You know, what happens? What are you up against when you try to make that argument?
A degree of cynicism. Public interest and public pressure drives
political responses. And unfortunately, we have not seen the same level of engagement,
protest, demands for action around this particular crisis. And we can certainly discuss or theorize as to why that is.
I think that there's this sense that, oh, well, Darfur happened 20 years ago, and now here we are
again. And so there's this sense that this is a conflict that has been raging forever and that
nothing is ever going to change, whereas newer conflicts, people are
much more engaged in them. And it's a lot easier to, I think, for different groups to
figure out who they think is right and who they think is wrong and get out and mobilize around
that. In the case of Sudan, you've got two warring factions that are equally brutal,
equally despotic, equally horrific. There are no good guys.
There are only bad guys. There are only civilians that are trapped in the middle.
And so because you've got this level of complication and nuance, I think that there's
a sense of fatalism around it, that it's going to be what it's going to be.
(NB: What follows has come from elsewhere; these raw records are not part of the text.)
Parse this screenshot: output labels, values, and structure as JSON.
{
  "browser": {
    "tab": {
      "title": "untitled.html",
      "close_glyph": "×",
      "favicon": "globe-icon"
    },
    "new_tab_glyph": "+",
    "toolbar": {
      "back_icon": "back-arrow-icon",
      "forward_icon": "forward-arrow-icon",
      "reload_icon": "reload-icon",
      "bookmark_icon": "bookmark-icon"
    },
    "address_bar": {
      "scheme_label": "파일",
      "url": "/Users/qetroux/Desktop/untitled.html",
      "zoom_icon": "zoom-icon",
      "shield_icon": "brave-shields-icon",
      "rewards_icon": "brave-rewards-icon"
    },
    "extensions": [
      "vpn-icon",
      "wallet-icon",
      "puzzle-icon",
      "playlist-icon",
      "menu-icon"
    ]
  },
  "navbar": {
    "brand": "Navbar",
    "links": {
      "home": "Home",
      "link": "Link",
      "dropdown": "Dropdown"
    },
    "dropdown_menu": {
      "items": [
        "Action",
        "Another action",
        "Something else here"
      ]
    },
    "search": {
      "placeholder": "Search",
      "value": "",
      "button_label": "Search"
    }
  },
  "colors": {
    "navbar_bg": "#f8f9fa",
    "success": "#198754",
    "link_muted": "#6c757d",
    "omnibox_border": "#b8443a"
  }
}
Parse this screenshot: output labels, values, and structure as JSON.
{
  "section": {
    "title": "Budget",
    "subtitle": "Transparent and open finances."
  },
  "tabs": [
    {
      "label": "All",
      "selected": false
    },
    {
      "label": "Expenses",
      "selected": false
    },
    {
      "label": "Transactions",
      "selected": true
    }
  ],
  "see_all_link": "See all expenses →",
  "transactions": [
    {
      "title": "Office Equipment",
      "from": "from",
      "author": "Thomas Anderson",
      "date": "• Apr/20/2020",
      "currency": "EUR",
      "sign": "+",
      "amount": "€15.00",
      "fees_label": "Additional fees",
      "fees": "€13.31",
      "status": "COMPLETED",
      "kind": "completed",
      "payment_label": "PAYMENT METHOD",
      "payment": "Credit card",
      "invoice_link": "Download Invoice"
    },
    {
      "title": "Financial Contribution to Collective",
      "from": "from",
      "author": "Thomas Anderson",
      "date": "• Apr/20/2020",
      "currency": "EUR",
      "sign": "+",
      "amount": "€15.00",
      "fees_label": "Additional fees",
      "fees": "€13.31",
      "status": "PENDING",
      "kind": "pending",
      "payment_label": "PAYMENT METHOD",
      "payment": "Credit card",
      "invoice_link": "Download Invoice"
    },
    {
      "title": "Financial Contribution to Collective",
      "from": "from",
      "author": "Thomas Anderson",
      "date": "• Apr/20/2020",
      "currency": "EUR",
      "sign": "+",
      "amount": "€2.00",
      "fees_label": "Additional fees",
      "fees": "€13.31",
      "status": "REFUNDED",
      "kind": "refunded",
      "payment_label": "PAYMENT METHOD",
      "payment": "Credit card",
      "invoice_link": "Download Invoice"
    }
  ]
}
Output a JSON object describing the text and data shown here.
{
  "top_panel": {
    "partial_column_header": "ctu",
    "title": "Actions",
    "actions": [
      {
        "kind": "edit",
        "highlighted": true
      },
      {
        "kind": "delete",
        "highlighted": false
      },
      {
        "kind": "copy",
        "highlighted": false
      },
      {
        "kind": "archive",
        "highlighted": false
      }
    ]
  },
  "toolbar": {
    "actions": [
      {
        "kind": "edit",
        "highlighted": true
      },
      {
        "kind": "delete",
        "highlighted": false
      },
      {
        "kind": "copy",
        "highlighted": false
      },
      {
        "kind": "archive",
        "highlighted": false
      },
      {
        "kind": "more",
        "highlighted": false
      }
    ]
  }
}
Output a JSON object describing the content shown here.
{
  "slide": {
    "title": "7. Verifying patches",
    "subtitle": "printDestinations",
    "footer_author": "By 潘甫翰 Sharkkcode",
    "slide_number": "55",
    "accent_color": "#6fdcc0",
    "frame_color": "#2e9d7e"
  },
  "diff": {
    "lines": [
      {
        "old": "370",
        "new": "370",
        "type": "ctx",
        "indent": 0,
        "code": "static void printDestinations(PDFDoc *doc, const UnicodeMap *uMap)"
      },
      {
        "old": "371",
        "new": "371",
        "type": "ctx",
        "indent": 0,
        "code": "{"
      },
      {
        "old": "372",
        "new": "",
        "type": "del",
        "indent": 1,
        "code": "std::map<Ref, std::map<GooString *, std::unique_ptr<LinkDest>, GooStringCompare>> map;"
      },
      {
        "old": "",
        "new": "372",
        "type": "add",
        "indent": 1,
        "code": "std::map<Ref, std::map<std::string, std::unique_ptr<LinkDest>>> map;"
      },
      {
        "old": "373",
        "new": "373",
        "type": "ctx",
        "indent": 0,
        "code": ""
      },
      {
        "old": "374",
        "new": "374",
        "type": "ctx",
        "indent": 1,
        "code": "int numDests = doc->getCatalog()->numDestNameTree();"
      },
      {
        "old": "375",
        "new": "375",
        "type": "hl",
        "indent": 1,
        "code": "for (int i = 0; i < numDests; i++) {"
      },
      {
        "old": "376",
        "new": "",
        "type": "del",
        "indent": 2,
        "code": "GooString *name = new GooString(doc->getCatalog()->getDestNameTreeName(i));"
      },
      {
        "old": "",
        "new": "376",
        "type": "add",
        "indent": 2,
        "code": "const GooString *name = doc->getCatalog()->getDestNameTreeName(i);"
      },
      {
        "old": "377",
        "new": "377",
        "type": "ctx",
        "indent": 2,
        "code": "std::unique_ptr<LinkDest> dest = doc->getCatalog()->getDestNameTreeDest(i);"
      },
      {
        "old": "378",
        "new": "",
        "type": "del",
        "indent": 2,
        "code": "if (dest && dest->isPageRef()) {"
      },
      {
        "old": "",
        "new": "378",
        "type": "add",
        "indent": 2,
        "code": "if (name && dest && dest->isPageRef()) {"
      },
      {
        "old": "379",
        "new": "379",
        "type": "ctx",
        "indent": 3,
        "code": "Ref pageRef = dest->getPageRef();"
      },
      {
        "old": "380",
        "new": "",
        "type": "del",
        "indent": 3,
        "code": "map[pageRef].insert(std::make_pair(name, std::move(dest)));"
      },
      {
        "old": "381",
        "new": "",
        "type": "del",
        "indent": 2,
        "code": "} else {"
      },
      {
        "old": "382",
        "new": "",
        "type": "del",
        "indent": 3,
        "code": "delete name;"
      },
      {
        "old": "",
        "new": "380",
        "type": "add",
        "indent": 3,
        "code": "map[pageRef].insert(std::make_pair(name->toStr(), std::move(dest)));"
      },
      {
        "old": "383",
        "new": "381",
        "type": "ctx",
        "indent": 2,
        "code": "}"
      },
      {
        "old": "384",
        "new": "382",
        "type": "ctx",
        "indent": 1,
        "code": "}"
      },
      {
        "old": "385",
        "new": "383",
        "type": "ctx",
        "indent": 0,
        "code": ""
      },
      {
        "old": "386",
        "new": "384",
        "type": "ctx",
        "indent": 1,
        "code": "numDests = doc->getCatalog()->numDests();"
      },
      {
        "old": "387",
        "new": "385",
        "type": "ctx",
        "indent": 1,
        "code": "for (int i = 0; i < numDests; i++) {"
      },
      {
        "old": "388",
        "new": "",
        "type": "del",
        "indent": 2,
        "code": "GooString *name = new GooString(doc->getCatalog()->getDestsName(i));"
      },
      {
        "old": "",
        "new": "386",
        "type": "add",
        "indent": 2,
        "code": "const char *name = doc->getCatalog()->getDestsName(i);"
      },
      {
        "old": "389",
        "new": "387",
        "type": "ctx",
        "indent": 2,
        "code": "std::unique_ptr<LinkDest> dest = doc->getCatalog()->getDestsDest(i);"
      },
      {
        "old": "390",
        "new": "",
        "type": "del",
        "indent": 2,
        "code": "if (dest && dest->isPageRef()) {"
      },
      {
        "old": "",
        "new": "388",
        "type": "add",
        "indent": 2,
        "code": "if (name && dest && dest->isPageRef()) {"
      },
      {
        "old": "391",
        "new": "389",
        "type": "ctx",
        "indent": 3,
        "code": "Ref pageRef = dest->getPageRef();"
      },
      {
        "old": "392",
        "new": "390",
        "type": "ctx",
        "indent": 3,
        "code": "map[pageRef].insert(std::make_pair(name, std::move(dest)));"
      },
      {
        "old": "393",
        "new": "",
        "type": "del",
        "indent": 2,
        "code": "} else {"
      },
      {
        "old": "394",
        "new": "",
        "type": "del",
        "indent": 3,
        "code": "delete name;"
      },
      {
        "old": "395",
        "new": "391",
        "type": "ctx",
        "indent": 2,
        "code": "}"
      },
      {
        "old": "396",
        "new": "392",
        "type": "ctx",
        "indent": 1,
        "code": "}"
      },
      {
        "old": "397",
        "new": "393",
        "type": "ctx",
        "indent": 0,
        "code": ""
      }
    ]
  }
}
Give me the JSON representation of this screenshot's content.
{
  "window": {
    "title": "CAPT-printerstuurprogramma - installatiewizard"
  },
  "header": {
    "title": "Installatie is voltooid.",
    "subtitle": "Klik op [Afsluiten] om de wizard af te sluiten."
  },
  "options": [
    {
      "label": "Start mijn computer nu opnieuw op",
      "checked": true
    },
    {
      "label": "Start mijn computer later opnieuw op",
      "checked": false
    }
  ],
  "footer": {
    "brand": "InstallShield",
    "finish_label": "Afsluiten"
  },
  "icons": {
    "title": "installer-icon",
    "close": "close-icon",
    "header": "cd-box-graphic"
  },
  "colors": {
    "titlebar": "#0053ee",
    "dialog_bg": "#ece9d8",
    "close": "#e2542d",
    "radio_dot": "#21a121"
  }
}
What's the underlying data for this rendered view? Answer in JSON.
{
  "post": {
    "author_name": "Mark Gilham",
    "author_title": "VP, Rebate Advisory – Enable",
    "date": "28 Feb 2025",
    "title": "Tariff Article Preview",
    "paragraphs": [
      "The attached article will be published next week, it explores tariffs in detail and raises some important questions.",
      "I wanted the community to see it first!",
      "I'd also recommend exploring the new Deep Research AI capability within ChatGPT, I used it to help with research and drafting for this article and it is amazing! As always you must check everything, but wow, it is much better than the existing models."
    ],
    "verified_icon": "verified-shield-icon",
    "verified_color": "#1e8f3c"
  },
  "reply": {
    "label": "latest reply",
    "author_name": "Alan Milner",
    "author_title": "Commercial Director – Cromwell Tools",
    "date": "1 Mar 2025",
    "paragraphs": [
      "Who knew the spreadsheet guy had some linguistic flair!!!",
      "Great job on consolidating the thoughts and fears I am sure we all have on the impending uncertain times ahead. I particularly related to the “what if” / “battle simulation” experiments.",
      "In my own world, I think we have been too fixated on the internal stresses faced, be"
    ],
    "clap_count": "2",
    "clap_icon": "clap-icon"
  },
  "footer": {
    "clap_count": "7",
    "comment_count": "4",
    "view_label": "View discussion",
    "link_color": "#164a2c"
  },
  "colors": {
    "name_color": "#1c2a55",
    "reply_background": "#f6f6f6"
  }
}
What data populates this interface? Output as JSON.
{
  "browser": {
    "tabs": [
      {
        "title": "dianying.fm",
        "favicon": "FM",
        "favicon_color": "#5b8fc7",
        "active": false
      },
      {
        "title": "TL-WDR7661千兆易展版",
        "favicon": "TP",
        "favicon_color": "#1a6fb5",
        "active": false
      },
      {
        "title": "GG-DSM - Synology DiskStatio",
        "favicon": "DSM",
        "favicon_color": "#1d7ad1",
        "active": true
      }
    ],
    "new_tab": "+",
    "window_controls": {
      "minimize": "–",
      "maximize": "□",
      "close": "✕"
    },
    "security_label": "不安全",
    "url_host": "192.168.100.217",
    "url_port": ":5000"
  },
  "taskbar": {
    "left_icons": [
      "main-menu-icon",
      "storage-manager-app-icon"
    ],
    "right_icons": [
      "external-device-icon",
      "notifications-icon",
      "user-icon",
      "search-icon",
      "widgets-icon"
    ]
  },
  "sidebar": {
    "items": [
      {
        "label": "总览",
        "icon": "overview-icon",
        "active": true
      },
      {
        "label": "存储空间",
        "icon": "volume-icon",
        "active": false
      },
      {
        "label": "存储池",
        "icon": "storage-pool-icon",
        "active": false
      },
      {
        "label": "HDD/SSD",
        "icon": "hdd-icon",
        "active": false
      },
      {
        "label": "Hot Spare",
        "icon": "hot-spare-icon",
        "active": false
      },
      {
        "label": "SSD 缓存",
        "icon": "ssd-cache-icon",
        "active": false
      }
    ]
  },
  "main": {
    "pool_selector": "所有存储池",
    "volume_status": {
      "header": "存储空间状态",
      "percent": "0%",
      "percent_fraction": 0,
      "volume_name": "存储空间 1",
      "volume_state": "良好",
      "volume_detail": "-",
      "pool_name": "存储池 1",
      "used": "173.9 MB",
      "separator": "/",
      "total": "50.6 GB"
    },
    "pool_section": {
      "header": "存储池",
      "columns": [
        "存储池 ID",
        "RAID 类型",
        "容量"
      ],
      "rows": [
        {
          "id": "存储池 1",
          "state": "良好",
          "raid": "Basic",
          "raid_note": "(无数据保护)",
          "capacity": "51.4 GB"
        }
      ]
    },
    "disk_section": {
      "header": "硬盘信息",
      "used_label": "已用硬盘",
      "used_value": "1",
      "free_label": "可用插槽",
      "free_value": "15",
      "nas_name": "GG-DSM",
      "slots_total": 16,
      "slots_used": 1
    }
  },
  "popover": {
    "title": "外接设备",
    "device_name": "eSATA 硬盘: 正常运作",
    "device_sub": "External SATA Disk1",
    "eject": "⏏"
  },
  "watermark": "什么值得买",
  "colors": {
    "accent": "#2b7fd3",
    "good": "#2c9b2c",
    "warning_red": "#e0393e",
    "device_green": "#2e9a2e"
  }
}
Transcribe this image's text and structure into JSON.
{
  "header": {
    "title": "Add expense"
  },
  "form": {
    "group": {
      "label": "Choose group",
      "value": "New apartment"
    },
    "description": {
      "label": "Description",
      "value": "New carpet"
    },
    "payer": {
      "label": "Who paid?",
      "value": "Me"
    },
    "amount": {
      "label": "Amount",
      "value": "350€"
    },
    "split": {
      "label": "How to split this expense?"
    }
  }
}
No amount of foreign pressure or interference is going to make a difference. So it's going to be what it's going to be. No amount of foreign pressure or interference
is going to make a difference. So it's a bit of a hands-off approach and it's a cynical calculation,
which is again why without that media interest, and why I'm so grateful to even be able to talk
about this today with you, without a level of media interest and engagement, there won't ever be
any kind of significant humanitarian action or even political
pressure that's brought to bear. The U.S. have been trying, they've been trying to broker a peace
deal, but it's, they're obviously, their attentions are split in many different directions right now,
and it has certainly not got the level of international collaboration and cooperation
that it needs. And it should be possible to reach a
deal on Sudan, but it has remained elusive so far. Who does War Child depend on to support
its efforts in Sudan? So most of our efforts right now have been in South Sudan because we have our
teams that's still there and they're able to respond to the refugees coming across. Again, maneuvering is very tricky in Sudan. We are able to operate in a couple of different
locations, but the lack of funding, the lack of real sort of security dimensions that we require
to ensure that our staff are not going to be targeted, those are just not in place. So there are some things that we can do,
but we're a long-term organization.
So we really focus on rehabilitation, recovery,
child protection, protection of women and girls,
helping them through that phase in conflict
and immediately post-conflict to rebuild their lives,
to pursue education, to provide for themselves,
to earn an income, to pursue education, to provide for themselves, to earn an income,
to recover. And unless we have a degree of access and the security conditions will allow for it,
it's very difficult for us to maneuver. On the other hand, with refugees, many hundreds of
thousands of them coming across into those border areas, we have a wonderful team, a large team in South Sudan,
and we are able to reach out to those refugee communities and ensure that they are properly
supported. And they are arriving incredibly traumatized, mostly women and girls and children
with absolutely nothing. And their lives are very, very difficult, and they need a huge amount of support. Just to tie a knot on that question, is most of the funding for War Child coming from government or from private donations?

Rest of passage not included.